Napoléon Bonaparte, dans la lignée des idées révolutionnaires, ne voit pas d »un bon œil l »Église catholique, à laquelle il prend de nombreux territoires, dont Avignon, lors de la première campagne d »Italie. Il a également emprisonné le pape Pie VI qui est mort en captivité à Valence.

Après le coup d »État de Brumaire, bien que le nouveau gouvernement soit toujours composé de vieux thermidoriens, les décrets de déportation sont révoqués, les églises sont mises à disposition pour les célébrations et l »observance des décades ne reste obligatoire que pour les fonctionnaires. Le serment de haine envers la monarchie est aboli, mais un serment de fidélité à la constitution est introduit pour les ministres du culte. Certains catholiques, menés par Émery, s »y déclarent favorables afin de garantir un retour au culte le plus rapidement possible et de ne pas abandonner davantage les fidèles. D »autre part, les plus intransigeants insistent sur le système des missions en attendant le retour du Rex Christianissimus, détenteur légitime du pouvoir. Cette position trouve un terrain fertile parmi les émigrants et dans les régions où la combinaison de scrupules religieux et de loyauté envers la couronne persiste. Napoléon libère donc les ministres des régions occidentales, où le problème de la chouannerie n »est pas encore totalement résolu, de cet engagement, première étape vers l »armistice de 1801. La division entre les orthodoxes est aggravée par le manque d »évêques sur le sol français et l »absence de séminaires pour recruter de nouveaux prêtres. En outre, dans les départements où la promesse était interdite, les églises furent attribuées aux constitutionnalistes, qui acquirent ainsi de plus en plus de fiabilité aux yeux du gouvernement et plus de pouvoir après la convocation d »un nouveau Conseil.

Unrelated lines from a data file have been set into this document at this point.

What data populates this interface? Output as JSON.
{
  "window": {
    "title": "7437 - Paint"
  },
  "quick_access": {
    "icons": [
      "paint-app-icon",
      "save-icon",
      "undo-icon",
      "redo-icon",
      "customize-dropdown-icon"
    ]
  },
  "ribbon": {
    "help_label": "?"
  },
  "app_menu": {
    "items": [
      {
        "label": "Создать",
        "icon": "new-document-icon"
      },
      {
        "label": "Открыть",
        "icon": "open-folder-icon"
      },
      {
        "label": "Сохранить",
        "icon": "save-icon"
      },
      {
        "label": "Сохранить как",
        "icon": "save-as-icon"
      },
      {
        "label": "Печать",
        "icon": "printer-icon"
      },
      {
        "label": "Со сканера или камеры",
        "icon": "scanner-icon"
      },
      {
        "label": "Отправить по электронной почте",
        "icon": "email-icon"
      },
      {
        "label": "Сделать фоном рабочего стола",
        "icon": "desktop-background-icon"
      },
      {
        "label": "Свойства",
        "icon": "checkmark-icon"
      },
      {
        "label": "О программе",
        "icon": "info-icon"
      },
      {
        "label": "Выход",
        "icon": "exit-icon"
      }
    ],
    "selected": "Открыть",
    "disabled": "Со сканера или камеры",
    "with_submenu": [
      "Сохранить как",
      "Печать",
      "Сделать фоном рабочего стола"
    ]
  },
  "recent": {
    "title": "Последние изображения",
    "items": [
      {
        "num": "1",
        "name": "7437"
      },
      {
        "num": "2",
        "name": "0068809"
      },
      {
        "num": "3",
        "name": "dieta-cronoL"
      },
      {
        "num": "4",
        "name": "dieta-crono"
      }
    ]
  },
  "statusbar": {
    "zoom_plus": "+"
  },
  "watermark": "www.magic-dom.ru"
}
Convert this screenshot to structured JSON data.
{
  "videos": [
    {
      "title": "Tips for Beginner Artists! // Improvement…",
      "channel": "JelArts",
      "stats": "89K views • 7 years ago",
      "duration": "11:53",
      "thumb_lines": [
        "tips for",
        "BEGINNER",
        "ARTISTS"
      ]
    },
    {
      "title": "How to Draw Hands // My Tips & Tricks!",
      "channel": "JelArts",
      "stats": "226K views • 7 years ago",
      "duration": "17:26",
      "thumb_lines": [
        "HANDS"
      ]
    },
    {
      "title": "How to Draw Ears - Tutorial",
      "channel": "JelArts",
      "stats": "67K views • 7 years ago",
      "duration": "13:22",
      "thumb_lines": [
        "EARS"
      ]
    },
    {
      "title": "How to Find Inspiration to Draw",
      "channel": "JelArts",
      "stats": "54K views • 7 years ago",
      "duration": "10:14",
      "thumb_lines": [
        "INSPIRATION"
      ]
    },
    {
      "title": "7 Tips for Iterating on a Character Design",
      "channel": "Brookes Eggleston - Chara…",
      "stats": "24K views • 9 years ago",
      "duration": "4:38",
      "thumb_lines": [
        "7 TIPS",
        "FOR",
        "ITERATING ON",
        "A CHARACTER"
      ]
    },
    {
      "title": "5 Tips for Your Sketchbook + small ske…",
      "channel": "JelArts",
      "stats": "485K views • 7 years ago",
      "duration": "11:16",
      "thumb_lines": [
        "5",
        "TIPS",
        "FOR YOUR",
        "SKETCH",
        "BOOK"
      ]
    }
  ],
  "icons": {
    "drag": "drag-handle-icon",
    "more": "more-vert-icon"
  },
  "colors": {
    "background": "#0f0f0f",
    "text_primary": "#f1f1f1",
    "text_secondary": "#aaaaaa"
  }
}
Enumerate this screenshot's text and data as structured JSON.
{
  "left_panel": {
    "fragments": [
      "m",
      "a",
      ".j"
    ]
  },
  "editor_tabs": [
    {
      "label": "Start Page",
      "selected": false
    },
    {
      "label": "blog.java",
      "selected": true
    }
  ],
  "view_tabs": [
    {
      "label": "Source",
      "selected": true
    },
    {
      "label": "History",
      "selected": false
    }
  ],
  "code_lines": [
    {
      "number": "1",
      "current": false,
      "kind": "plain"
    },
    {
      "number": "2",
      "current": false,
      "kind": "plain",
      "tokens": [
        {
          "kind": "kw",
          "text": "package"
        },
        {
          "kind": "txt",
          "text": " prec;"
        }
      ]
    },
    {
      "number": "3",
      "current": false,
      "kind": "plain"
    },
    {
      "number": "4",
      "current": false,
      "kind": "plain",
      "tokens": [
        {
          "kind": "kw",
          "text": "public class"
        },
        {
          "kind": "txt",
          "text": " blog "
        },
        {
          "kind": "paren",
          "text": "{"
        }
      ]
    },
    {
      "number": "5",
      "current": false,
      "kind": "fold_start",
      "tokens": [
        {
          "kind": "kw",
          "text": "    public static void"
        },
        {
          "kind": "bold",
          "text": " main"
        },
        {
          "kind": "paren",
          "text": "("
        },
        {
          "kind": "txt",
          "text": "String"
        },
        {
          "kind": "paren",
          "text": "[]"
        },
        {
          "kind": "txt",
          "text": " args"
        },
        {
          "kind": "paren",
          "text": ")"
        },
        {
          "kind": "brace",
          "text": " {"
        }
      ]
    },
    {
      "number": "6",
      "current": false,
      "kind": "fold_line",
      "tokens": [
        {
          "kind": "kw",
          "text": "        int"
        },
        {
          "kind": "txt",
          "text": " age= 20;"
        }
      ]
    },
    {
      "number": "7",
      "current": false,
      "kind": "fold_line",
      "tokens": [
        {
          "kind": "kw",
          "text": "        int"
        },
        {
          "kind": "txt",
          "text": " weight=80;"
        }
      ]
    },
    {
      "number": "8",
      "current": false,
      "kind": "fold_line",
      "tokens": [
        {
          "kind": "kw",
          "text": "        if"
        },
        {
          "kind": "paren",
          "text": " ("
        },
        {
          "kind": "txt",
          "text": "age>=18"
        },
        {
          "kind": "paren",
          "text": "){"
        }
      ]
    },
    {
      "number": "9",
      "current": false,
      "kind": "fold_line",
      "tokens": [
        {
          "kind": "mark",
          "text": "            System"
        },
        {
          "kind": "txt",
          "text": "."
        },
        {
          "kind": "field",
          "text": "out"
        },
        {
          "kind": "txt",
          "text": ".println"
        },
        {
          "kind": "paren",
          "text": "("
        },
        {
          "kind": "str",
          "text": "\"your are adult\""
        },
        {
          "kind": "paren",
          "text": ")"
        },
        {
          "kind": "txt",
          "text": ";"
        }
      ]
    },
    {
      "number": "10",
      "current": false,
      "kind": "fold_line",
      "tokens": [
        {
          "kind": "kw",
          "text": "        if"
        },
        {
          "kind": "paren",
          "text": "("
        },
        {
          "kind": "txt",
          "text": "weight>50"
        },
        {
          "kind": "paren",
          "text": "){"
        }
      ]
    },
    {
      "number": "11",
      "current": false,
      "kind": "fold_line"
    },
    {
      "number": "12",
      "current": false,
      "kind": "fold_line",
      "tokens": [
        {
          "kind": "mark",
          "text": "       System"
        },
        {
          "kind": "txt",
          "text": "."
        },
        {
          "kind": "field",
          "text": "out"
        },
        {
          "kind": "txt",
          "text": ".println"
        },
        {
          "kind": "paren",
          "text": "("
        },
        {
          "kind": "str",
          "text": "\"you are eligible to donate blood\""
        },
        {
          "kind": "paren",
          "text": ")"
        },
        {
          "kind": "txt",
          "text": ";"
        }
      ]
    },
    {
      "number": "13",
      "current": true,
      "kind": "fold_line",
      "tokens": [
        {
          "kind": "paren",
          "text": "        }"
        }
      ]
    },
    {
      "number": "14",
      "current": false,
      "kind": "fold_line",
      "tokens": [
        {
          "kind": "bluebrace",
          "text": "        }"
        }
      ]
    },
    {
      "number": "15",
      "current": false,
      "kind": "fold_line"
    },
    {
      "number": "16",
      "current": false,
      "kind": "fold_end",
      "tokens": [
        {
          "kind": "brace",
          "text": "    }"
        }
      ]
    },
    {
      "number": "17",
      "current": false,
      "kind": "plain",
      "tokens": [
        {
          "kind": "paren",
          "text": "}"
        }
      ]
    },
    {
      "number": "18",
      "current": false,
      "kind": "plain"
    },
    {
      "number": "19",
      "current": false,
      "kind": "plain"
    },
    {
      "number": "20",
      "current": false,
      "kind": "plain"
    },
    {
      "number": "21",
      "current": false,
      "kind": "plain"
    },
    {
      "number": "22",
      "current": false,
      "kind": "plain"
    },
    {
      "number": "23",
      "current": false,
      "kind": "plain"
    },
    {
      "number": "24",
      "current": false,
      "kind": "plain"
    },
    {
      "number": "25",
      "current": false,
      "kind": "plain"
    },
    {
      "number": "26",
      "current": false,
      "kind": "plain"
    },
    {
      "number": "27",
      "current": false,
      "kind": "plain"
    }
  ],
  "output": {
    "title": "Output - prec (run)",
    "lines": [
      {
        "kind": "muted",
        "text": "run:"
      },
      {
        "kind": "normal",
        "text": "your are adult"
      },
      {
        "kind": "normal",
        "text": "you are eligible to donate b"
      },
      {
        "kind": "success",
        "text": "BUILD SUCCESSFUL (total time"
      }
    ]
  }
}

Napoléon est bien conscient que la France reste et veut rester catholique malgré les tentatives de déchristianisation. Il est convaincu que la pacification de l »Ouest est impossible sans les bons prêtres et reconnaît la facilité avec laquelle l »ordre peut être rétabli lorsqu »on leur donne plus de garanties. Il est primordial de gagner la sympathie du clergé orthodoxe, le seul qui a une réelle emprise sur le peuple et qui a fait obstacle à la conscription et à la collecte des impôts. La situation offrait deux alternatives : la coercition, voie que le Directoire avait déjà tenté d »emprunter au moyen des lois de séparation au risque de perdre la République, ou le compromis avec une autorité supérieure capable de faire accepter les nouveautés fondamentales de la révolution et à laquelle les constitutionnalistes eux-mêmes s »étaient de plus en plus adressés pour obtenir des directives doctrinales et disciplinaires. Les raisons du Concordat ne peuvent être réellement appréciées si on ne les observe pas dans une perspective européenne. En effet, la pacification avec la papauté aurait été plus efficace qu »une alliance entre Napoléon lui-même et le clergé constitutionnel ou la faction protestante, pour consolider sa légitimité et celle de la Révolution même dans les territoires conquis comme la Belgique, la Rhénanie et l »Italie du Nord (où l »autorité n »était reconnue que lorsqu »elle était consacrée par la religion). Il pourrait également aligner tous les autres États italiens et l »Espagne catholique à sa cause dans une clé anti-anglaise.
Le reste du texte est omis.